27 Maggio 2024 Borsino

Ipotesi aumento dei tassi: giù le utilities

 

Piazza Affari chiude la settimana dei dividendi perdendo l’1% corrispondente, mantenendo la compostezza che la sta contraddistinguendo nel panorama azionario mondiale tra le migliori, se non la migliore. Il MIB40 si mantiene in area 34.500 senza ancora mostrare alcun segno di cedimento, il che fa comodo a molti, ma il dubbio sorge spontaneo: chi compra? Un’analisi più approfondita ed un occhio esperto permettono di distinguere le increspature di superficie rispetto alle profondità dei mercati e la deduzione più aderente alla realtà è che negli ultimi tempi ogni piccolo rialzo è accompagnato da ricoperture. Infatti, chi va contro il mercato, cioè shorta i derivati con sottostanti azioni e indici, si trova costretto a ricoprirsi chiudendo le posizioni, appunto comprando ciò che aveva venduto scoperto. Questa dinamica, giocoforza, alimenta un rialzo che sta perdurando da molti mesi e la probabilità che si stia raggiungendo il culmine è più alta rispetto ad un proseguimento di pari entità.

La statistica ci viene in aiuto, ma di cui non bisogna prendere troppo affidamento nel breve periodo perchè non potrà mai essere una scienza esatta, altrimenti sarebbe tutto pressochè statico ed in equilibrio. Subentra quindi la speculazione, specie quella di brevissimo termine, non a caso dall’introduzione delle zeroDTE, opzioni con scadenza giornaliera, l’operatività dei derivati non lineari si è ridotta drasticamente sul medio periodo, concentrandosi sul brevissimo. Questa novità, unita al fatto che i tassi potrebbero rimanere alti più a lungo del previsto, sta stravolgendo anche la speculazione di breve, che a tutt’oggi è insistentemente al rialzo. Qualcuno ipotizza addirittura la possibilità che non solo i tassi non subiscano alcun taglio quest’anno, ma che possano pure aumentare ed il settore azionario che più ne subisce è quello delle utilities (Enel -3%). 

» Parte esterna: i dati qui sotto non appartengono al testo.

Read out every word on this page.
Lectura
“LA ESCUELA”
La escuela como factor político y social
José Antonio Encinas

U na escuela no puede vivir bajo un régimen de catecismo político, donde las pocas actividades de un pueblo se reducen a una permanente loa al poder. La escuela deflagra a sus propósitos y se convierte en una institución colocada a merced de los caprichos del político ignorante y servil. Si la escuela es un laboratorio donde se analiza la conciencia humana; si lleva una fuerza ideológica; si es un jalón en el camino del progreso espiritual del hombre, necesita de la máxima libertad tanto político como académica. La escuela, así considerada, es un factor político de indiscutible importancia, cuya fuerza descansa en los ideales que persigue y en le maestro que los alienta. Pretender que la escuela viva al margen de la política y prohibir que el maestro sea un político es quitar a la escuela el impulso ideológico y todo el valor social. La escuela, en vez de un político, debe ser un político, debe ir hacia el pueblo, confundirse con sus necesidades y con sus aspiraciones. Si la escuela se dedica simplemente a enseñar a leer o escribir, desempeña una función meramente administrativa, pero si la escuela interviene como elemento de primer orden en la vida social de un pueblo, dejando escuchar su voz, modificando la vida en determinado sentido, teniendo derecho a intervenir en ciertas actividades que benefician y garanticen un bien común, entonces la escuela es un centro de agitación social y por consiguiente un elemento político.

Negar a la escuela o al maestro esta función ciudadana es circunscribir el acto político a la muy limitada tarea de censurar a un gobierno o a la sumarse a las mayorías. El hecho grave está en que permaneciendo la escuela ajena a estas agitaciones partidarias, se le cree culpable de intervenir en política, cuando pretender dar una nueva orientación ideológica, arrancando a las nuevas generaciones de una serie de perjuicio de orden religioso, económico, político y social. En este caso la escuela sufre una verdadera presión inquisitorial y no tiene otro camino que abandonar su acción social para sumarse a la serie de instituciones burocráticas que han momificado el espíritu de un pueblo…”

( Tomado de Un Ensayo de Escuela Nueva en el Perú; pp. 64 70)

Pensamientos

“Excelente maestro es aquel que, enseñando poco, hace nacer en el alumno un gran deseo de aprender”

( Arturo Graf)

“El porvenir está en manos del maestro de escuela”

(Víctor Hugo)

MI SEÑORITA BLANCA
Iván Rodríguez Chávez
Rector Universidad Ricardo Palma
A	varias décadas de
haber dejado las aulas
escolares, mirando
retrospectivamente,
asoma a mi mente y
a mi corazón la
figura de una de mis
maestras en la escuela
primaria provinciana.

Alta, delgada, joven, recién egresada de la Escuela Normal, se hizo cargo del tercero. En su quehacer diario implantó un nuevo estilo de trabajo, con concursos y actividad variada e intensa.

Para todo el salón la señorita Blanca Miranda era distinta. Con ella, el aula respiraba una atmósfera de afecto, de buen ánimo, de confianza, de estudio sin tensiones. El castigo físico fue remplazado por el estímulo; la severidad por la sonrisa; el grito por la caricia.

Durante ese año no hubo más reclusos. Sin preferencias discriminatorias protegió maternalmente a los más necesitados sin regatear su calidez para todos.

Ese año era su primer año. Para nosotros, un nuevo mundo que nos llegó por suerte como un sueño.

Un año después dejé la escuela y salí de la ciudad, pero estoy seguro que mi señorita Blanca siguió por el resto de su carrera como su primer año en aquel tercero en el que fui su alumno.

Se tanto mi da tanto, le previsioni sbagliate a fine 2023 di diversi tagli si dovrebbero compensare con altrettante previsioni opposte, di aumento dei tassi, così da ipotizzare che la verità stia nel mezzo. Una visione d’insieme, cercando di essere il più oggettivi possibile, rileva un mercato azionario stanco rispetto ad un obbligazionario che può perdere sempre meno appeal per via del suo ruolo di contenimento e riparo da crash degli indici azionari, seppur ancora in fase embrionale. Tant’è che i portafogli modello dei grandi investitori non sono da considerare a compartimenti stagni, bensì in relazione tra loro per consentire di attutire le variazioni estreme e ridurre i rischi complessivi rispetto ai rendimenti attesi. Petrolio (77$) e oro (2.340$) leggermente deboli, mentre il Bitcoin in area 69.000$ con ampie oscillazioni anche intraday si candida come lo strumento più adatto per la speculazione mordi e fuggi.